Dans ce contexte, prendre le train aujourd'hui a quelque chose de poétique – au-delà de la dimension écologique et parfois militante. Alors même que nous avons la capacité de traverser le globe en moins de 24 heures, un nombre croissant de voyageurs font le choix du train, c’est-à-dire le choix de voyager sans se presser. Car prendre le train c’est renouer avec un temps long – même dans les lignes à grande vitesse, le temps peut sembler s’étirer : depuis Paris, il faut compter 7h pour rejoindre Berlin, 12h pour Vienne, 16h pour Venise et 20h pour Alicante. L’occasion de faire l’expérience d’un trajet où le temps a une autre valeur.

Ce n’est pas que la destination qui compte, c’est aussi le trajet

Source Pexels, photo by Quang Nguyen Vinh

Alors qu’en avion les trajets se ressemblent, en train, un trajet peut devenir un voyage à lui tout seul, un voyage qui commence dès que l’on monte à bord. Prendre le train est une expérience à part entière : on s'offre le luxe de contempler le paysage qui défile, de se perdre plus facilement dans ses pensées ou dans un bon livre, d'entamer plus aisément des discussions impromptues avec des inconnus qui deviendront peut-être des amis. Le train est riche d’imprévus – parfois plus ou moins agréables, car lorsqu’on circule sur une voie physique, des incidents peuvent plus facilement occasionner des retards…

Prendre le train, c’est aussi retrouver la sensation physique, corporelle des distances : être bercé par ce rythme cadencé, voir la banlieue disparaître au profit des petits villages, observer la végétation et le relief changer, témoins silencieux de notre progression à travers différentes régions… Une façon de voir du pays grandeur nature.

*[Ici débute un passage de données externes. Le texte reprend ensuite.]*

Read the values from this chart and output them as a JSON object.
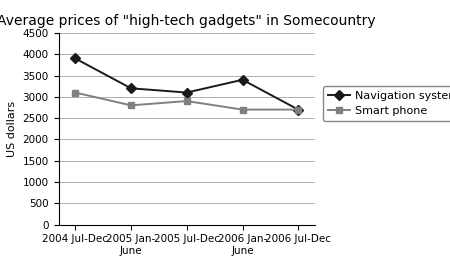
{
  "title": "Average prices of \"high-tech gadgets\" in Somecountry",
  "xlabel": "",
  "ylabel": "US dollars",
  "x_labels": [
    "2004 Jul-Dec",
    "2005 Jan-\nJune",
    "2005 Jul-Dec",
    "2006 Jan-\nJune",
    "2006 Jul-Dec"
  ],
  "navigation_system": [
    3900,
    3200,
    3100,
    3400,
    2700
  ],
  "smart_phone": [
    3100,
    2800,
    2900,
    2700,
    2700
  ],
  "nav_color": "#1a1a1a",
  "smart_color": "#808080",
  "nav_marker": "D",
  "smart_marker": "s",
  "ylim": [
    0,
    4500
  ],
  "yticks": [
    0,
    500,
    1000,
    1500,
    2000,
    2500,
    3000,
    3500,
    4000,
    4500
  ],
  "legend_nav": "Navigation system",
  "legend_smart": "Smart phone",
  "title_fontsize": 10,
  "axis_fontsize": 8,
  "tick_fontsize": 7.5,
  "legend_fontsize": 8,
  "background_color": "#ffffff",
  "grid_color": "#b0b0b0"
}
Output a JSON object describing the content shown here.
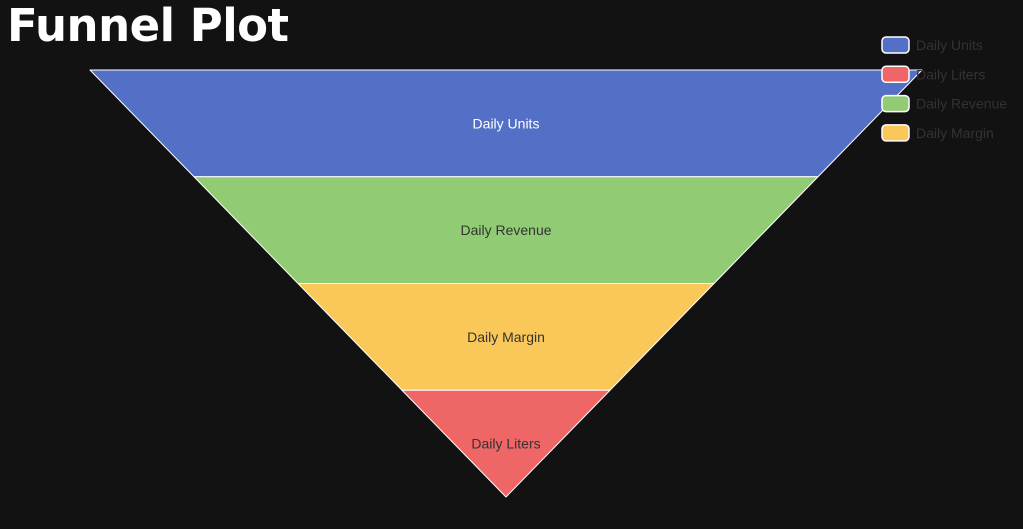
{
  "title": "Funnel Plot",
  "chart_data": {
    "type": "funnel",
    "title": "Funnel Plot",
    "stages": [
      {
        "name": "Daily Units",
        "value": 100,
        "color": "#5470c6",
        "label_color": "#ffffff"
      },
      {
        "name": "Daily Revenue",
        "value": 75,
        "color": "#91cc75",
        "label_color": "#333333"
      },
      {
        "name": "Daily Margin",
        "value": 50,
        "color": "#fac858",
        "label_color": "#333333"
      },
      {
        "name": "Daily Liters",
        "value": 25,
        "color": "#ee6666",
        "label_color": "#333333"
      }
    ],
    "legend": {
      "position": "top-right",
      "items": [
        {
          "name": "Daily Units",
          "color": "#5470c6"
        },
        {
          "name": "Daily Liters",
          "color": "#ee6666"
        },
        {
          "name": "Daily Revenue",
          "color": "#91cc75"
        },
        {
          "name": "Daily Margin",
          "color": "#fac858"
        }
      ],
      "text_color": "#333333"
    },
    "background": "#121212"
  }
}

Le Transsibérien est un bel exemple de trajet qui constitue un voyage à lui tout seul : en minimum six jours et pendant 9289 km – c’est la plus longue ligne ferroviaire du monde ! – il est possible de traverser un continent entier, de Moscou à Vladivostok ! Un trajet au cours duquel on contourne l’Oural, on parcourt la Sibérie, on ne traverse pas moins de 7 fuseaux horaires différents, et où l’on peut s’arrêter dans l’une des 990 gares perdues dans la steppe ou au cœur d’une grande ville. Vous avez dit dépaysement ? Le Transsibérien a d’ailleurs inspiré de nombreux artistes voyageurs, de Blaise Cendrars, qui en 1913 écrivait « La Prose du transsibérien et de la petite Jeanne de France », à Thylacine, musicien français qui a composé en 2016 son album « Transsiberian » pendant une traversée de la Russie en train.

En somme, le train ne se contente pas de nous « transporter » d’un point A à un point B, il nous « transporte », au sens propre comme au figuré. Chaque voyage en train est, en puissance, une aventure, une opportunité de voir le monde sous un autre angle, de se déconnecter de notre routine. Surtout, il nous rappelle que le chemin parcouru est tout aussi important que la destination elle-même.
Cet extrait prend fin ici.